7/7/14

A 300.000 km/s

Si es que no se puede vivir con estas velocidades, desayunando mientras trabajas, ni trabajando mientras comes. En una mano, un tenedor y en la otra, un teclado.
Hoy he querido empezar la dieta: acelgas y polloplancha (una sola palabra para el mundo-régimen). También he querido dedicar un tiempo a comer, a masticar esas quince veces cada bocado como mandan los cánones del buen digerir.
Mientras calentaba mis tapers en el microondas, una compañera me ha venido a buscar porque no encontraba un dossier. Como yo tampoco sabía dónde estaba lo hemos buscado inútilmente. Cuando he vuelto para sacar la comida del microondas y comérmela, la verdura estaba templada (a mí me gusta comer caliente) y el pollo estaba helado (sin comentarios), pero aún así, viendo la cola de tapers delante del micro he decidido que me lo comería así.
No he dado ni tres bocados, cuando me han  traído un papel para leer y firmar. Al séptimo bocado, la secretaria me ha llamado porque tenía un problema con el ordenador y como “yo soy más intuitiva…”  (informáticamente hablando). Así que me he puesto dos bocados seguidos y me he ido masticando hasta su cubículo.
Después de solucionarle la tontería, mientras volvía por el pasillo a mi abandonado taper, me han dado dos cajas para que las llevara a mi mesa, cosa que he hecho lo más rápido posible porque pesaban muchísimo.
Total, que cuando de nuevo me hallaba delante de mi comida, no quedaban ni dos minutos para tener que volver a trabajar. Por lo que he engullido la verdura y el pollo tieso como un bacalao salado. Ni tiempo de lavarme los dientes. Suerte de estos maravillosos chicles de menta que le dan a una la sensación de que los tienes limpios.
La tarde, para variar, llena de problemas y velocidades. “Necesito…” “¿Tienes…?” “Te agradecería que…” “A ver si puedes…”
Cuando, por fin, me he hallado en el tren de vuelta a casa, he respirado hondo y he empezado a disfrutar de la tranquilidad. Se ha sentado una mujer con una hija adolescente delante de mí y me han preguntado si faltaba mucho para llegar. Les he dicho que en tiempo no lo sabía, pero que quedaban seis o siete estaciones.
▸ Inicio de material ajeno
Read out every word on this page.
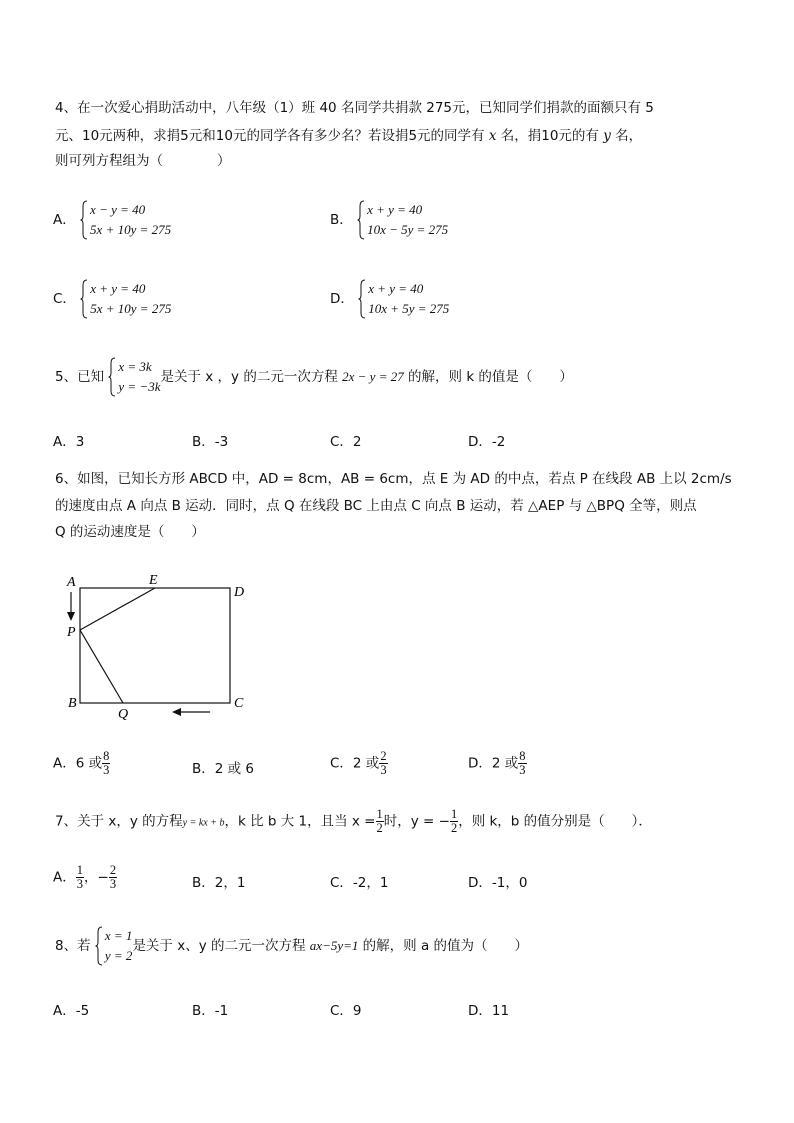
4、在一次爱心捐助活动中，八年级（1）班 40 名同学共捐款 275元，已知同学们捐款的面额只有 5
元、10元两种，求捐5元和10元的同学各有多少名？若设捐5元的同学有 x 名，捐10元的有 y 名，
则可列方程组为（　　　　）
A．
x − y = 40
5x + 10y = 275
B．
x + y = 40
10x − 5y = 275
C．
x + y = 40
5x + 10y = 275
D．
x + y = 40
10x + 5y = 275
5、已知
x = 3k
y = −3k
是关于 x ，y 的二元一次方程 2x − y = 27 的解，则 k 的值是（　　）
A．3	B．-3	C．2	D．-2
6、如图，已知长方形 ABCD 中，AD = 8cm，AB = 6cm，点 E 为 AD 的中点，若点 P 在线段 AB 上以 2cm/s
的速度由点 A 向点 B 运动．同时，点 Q 在线段 BC 上由点 C 向点 B 运动，若 △AEP 与 △BPQ 全等，则点
Q 的运动速度是（　　）
A	E
D
P
B
Q
C
A．6 或 $\frac{8}{3}$	B．2 或 6	C．2 或 $\frac{2}{3}$	D．2 或 $\frac{8}{3}$
7、关于 x，y 的方程y = kx + b，k 比 b 大 1，且当 $x = \frac{1}{2}$ 时，y = − $\frac{1}{2}$ ，则 k，b 的值分别是（　　）．
A． $\frac{1}{3}$ ，− $\frac{2}{3}$	B．2，1	C．-2，1	D．-1，0
8、若
x = 1
y = 2
是关于 x、y 的二元一次方程 ax−5y=1 的解，则 a 的值为（　　）
A．-5	B．-1	C．9	D．11
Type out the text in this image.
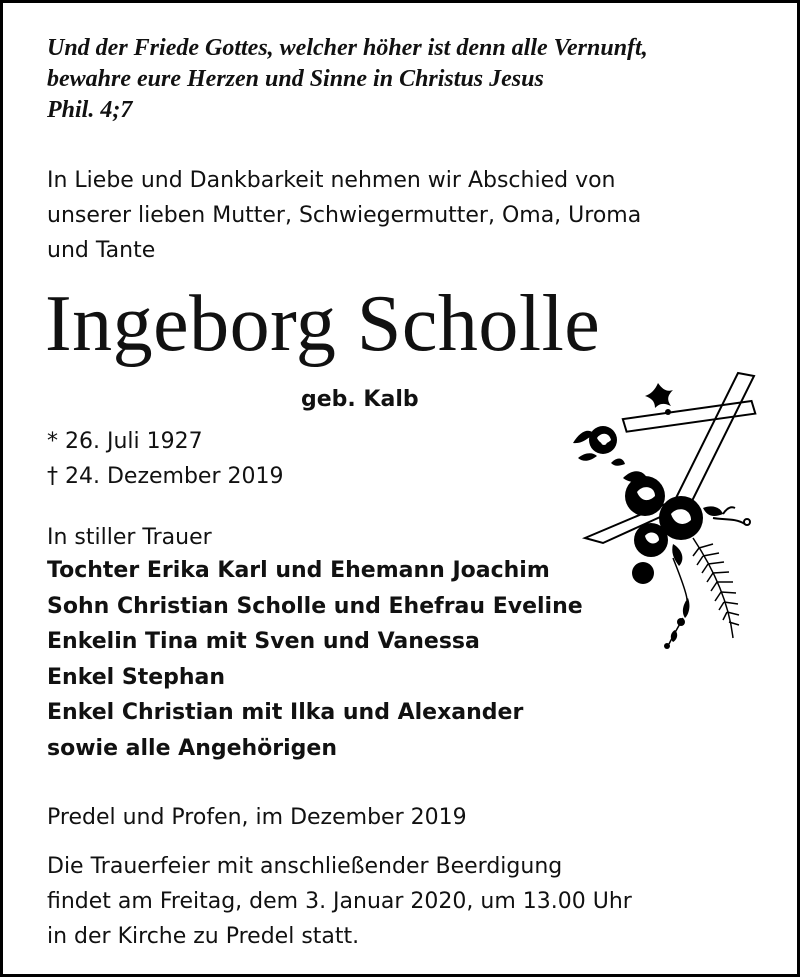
Und der Friede Gottes, welcher höher ist denn alle Vernunft,
bewahre eure Herzen und Sinne in Christus Jesus
Phil. 4;7
In Liebe und Dankbarkeit nehmen wir Abschied von
unserer lieben Mutter, Schwiegermutter, Oma, Uroma
und Tante
Ingeborg Scholle
geb. Kalb
* 26. Juli 1927
† 24. Dezember 2019
In stiller Trauer
Tochter Erika Karl und Ehemann Joachim
Sohn Christian Scholle und Ehefrau Eveline
Enkelin Tina mit Sven und Vanessa
Enkel Stephan
Enkel Christian mit Ilka und Alexander
sowie alle Angehörigen
Predel und Profen, im Dezember 2019
Die Trauerfeier mit anschließender Beerdigung
findet am Freitag, dem 3. Januar 2020, um 13.00 Uhr
in der Kirche zu Predel statt.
Me han dado las gracias y les he sonreído con una sonrisa amplia de “nohaydequé”. Al llegar a mi destino me he dirigido a coger el autobús, como siempre, y el autobusero, que ya me conoce, me ha saludado sonriente y yo le he devuelto el saludo con la misma sonrisa, pensando que después del atroz día de trabajo me sentía tranquila y relajada, y con ganas de sonreír.
Al llegar a casa, el conserje me ha dicho que me estaba esperando, que me habían traído un paquete y que me lo subía porque pesaba mucho. Vuelta a sonreír, feliz de pensar que hubiera gente tan amable.
Antes de abrir el paquete, me he quitado los zapatos, me he desabrochado el cinturón y me he ido directamente a lavarme los dientes. El dentista hizo mucho hincapié en que me los lavara detrás de cada ingestión pues he empezado al retirada de encía y las caries tienen más facilidad para anidar.
Cuando, con el cepillo en mano, ya cargado de dentífrico, separo los labios y junto los incisivos para empezar a cepillar, descubro que me he pasado la tarde mostrando la más dulce de mis sonrisas interdentalmente complementada con unos restos de acelga verde, bien verde.
Creo que a esta edad, si no me puedo lavar los dientes, me sale más a cuenta ser arisca, al menos, mi dignidad se mantendría intacta.

1 comentario:

María dijo...

Ja, ja, ja... ¡Prefiero las sonrisas verdes!